Project Summary/Abstract The goal of this work is to facilitate synaptic level analysis of neurons and their interconnecting microcircuits in neurosurgical cerebral cortex biopsies from human patients. These full-thickness human cerebral cortex biopsies will be provided by neurosurgical colleagues from patients undergoing resective surgery or surgical implantation of leads for deep brain stimulation (DBS). Once we have demonstrated that the techniques and tools are sufficiently reliable, we will analyze neural circuits in samples from medical centers that study psychiatric and neurological disorders. In the initial phase we will: 1) optimize the removal of undamaged brain biopsies during neurosurgical procedures and transfer new techniques for immersion fixation and osmium staining to large (>5 cubic millimeter) fresh brain biopsies from human patients.; 2) we will optimize, with hardware and software changes, the speed and reliability of multibeam scanning electron microscopy image acquisition to automatically acquire synapse-level neural circuitry at petabyte scale in brain volumes that connect tens of thousands of neurons via hundreds of millions of synapses; 3) we will transfer methods to co-register molecular labels (for cell -types) with serial electron microscopy of the same human samples using very small novel immuno-probes that do not require permeabilization and hence, do not negatively impact the quality of the brain’s ultrastructure in order to identify ultrastructural correlates for each cell type; and 4) we will work with computer scientists at Argonne National Laboratory to develop a robust computational connectomics pipeline for stitching, alignment, segmentation, and storage of human brain circuits. This public platform will augment the efforts of a team at Google that is already begun working on our human samples. In the second phase, we will run many human biopsies through the image acquisition and analysis connectomic pipelines. We will use new software to compare circuit variability within and between individuals. We contend that detailed neural circuit analysis in human brain tissue that bridges scales from nanometers to millimeters is a prerequisite for understanding how the normal brain functions and discovering the pathological underpinnings of cognitive and developmental disorders. Our goal is that the methods we develop will be disseminated, becoming part of the toolbox for both neuropathology and fundamental human neuroscience.
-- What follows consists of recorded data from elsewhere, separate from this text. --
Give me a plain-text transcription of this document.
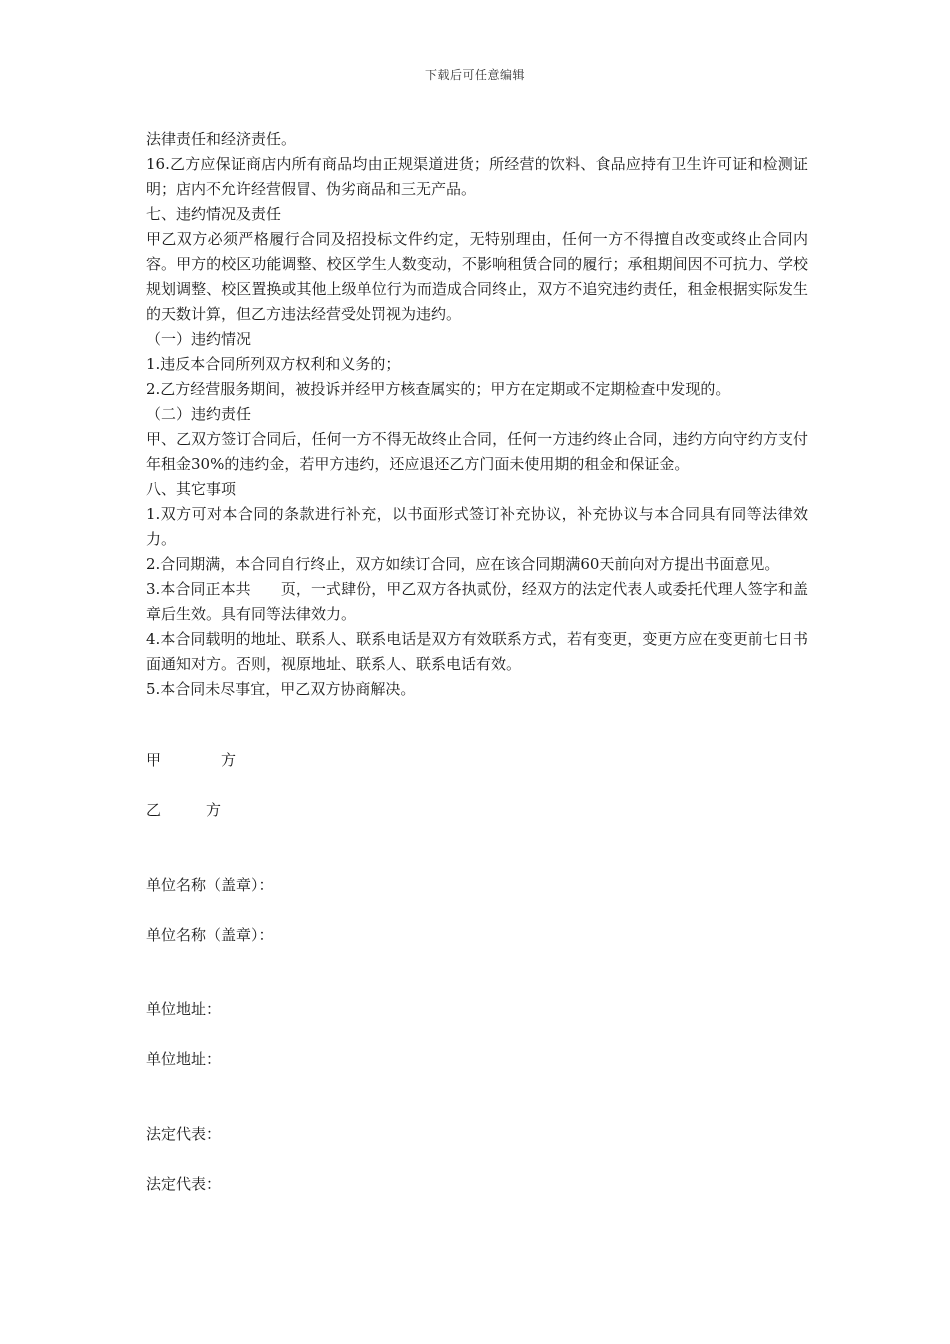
下载后可任意编辑

法律责任和经济责任。

16.乙方应保证商店内所有商品均由正规渠道进货；所经营的饮料、食品应持有卫生许可证和检测证明；店内不允许经营假冒、伪劣商品和三无产品。

七、违约情况及责任

甲乙双方必须严格履行合同及招投标文件约定，无特别理由，任何一方不得擅自改变或终止合同内容。甲方的校区功能调整、校区学生人数变动，不影响租赁合同的履行；承租期间因不可抗力、学校规划调整、校区置换或其他上级单位行为而造成合同终止，双方不追究违约责任，租金根据实际发生的天数计算，但乙方违法经营受处罚视为违约。

（一）违约情况

1.违反本合同所列双方权利和义务的；

2.乙方经营服务期间，被投诉并经甲方核查属实的；甲方在定期或不定期检查中发现的。

（二）违约责任

甲、乙双方签订合同后，任何一方不得无故终止合同，任何一方违约终止合同，违约方向守约方支付年租金30%的违约金，若甲方违约，还应退还乙方门面未使用期的租金和保证金。

八、其它事项

1.双方可对本合同的条款进行补充，以书面形式签订补充协议，补充协议与本合同具有同等法律效力。

2.合同期满，本合同自行终止，双方如续订合同，应在该合同期满60天前向对方提出书面意见。

3.本合同正本共　　页，一式肆份，甲乙双方各执贰份，经双方的法定代表人或委托代理人签字和盖章后生效。具有同等法律效力。

4.本合同载明的地址、联系人、联系电话是双方有效联系方式，若有变更，变更方应在变更前七日书面通知对方。否则，视原地址、联系人、联系电话有效。

5.本合同未尽事宜，甲乙双方协商解决。

甲　　　　方
乙　　　方
单位名称（盖章）：
单位名称（盖章）：
单位地址：
单位地址：
法定代表：
法定代表：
项目摘要/摘要 这项工作的目标是促进神经元及其相互连接的微电路的突触水平的分析 人类病人的神经外科大脑皮层活检。这些全层的人类大脑皮层活检 将由接受切除手术或外科植入的患者的神经外科同事提供 用于脑深部刺激(DBS)的导联。一旦我们展示了这些技术和工具 足够可靠，我们将分析研究精神病学和医学中心的样本中的神经电路 神经紊乱。在初始阶段，我们将：1)优化未受损脑组织活检的移除 神经外科手术和转移浸泡固定和Os染色的新技术到大型(&gt；5 立方毫米)新鲜的人类患者脑活检；2)我们将通过硬件和软件进行优化 改变了多束扫描电子显微镜图像采集的速度和可靠性，实现了自动化 在连接数万人的大脑体积中获得PB级的突触级别神经电路 通过数以亿计的突触传递神经元；3)我们将转移方法来共同注册分子标记(针对细胞 -类型)，使用非常小的新型免疫探针对相同的人类样本进行连续电子显微镜检查， 不需要通透性，因此不会对大脑的超微结构质量产生负面影响 以确定每种细胞类型的超微结构相关性；以及4)我们将与计算机科学家合作， Argonne国家实验室将开发一种强大的计算连接管道，用于缝合、对齐、 人脑回路的分割和存储。这一公共平台将加强一个团队在 谷歌已经开始研究我们的人体样本。在第二阶段，我们将运行许多人类 活检通过图像采集和分析连接管道。我们将使用新的软件来比较 个体内部和个体之间的电路可变性。我们认为，人类大脑中详细的神经回路分析 连接从纳米到毫米尺度的组织是理解正常的 大脑功能和发现认知和发育障碍的病理基础。我们的 目标是我们开发的方法将被传播，成为神经病理学工具箱的一部分 和基础的人类神经科学。